Memorable: Zaki (left) and Wan Ahmad Farid at the inaugural Tun Zaki Azmi Lecture at the Asian International Arbitration Centre in Kuala Lumpur. — AZMAN GHANI /The Star

KUALA LUMPUR: The true test of leadership is not whether a leader becomes more prominent or popular, but whether the ­institution they leave behind is stronger and more trusted than when they inherited it, says Chief Justice Tun Wan Ahmad Farid Wan Salleh.

Speaking at the inaugural Tun Zaki Azmi Lecture titled Leading with Courage, Stewarding Justice, Wan Ahmad Farid said leaders must be prepared to make difficult and sometimes unpopular decisions in the long-term ­interests of the institutions they serve.

“I have asked myself, more times than I can count, the question that I think defines every serious leader: Am I leaving this better than I found it?

“Not more prominent, not more celebrated, certainly not more popular. Better. More trusted. More worthy of the faith placed in it by people who have nowhere else to turn.

“That question has never left me. You know what it means to hold the line when the line is being tested, the loneliness of a decision that is right but not popular, and the discipline it takes to serve the long term when the short term is pressing in from every direction,” he said in his speech yesterday.

Named in honour of Tun Zaki Azmi, Malaysia’s sixth Chief Justice, the lecture series was established to recognise his contributions to the administration of justice, institutional development and public service.

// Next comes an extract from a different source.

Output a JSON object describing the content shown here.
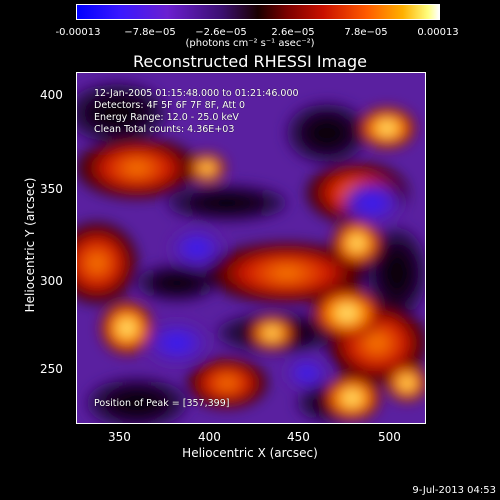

The launch also marked the commencement of the Leadership and Stewardship Initiative, aimed at promoting responsible leadership, strengthening institutional trust and preserving the lessons of distinguished leaders for future generations.

Wan Ahmad Farid said leadership was not about prestige or popularity, but about ensuring public institutions remained resilient, credible and worthy of public confidence.

“Every person in this room who carries responsibility, who has felt the weight of institutional leadership, who has asked themselves whether they are leaving things better than they found them, your work matters.

“The decisions you make in quiet rooms, under pressure, without applause, matter. The wisdom you have built through those decisions is not yours alone to keep.

“It belongs to all of us, to this community and to the next generation of leaders who will inherit what we build here and who deserve to inherit something worthy of their dedication.”

Wan Ahmad Farid also cautioned against allowing valuable institutional knowledge to disappear when experienced leaders retire.

“Leaders retire, and when they do, something goes with them, quietly and without announcement, that we can never fully recover,” he said.

Valuable lessons gained from navigating crises, managing competing interests and leading organisations under pressure could be lost without mechanisms to pass them on to future generations, he warned.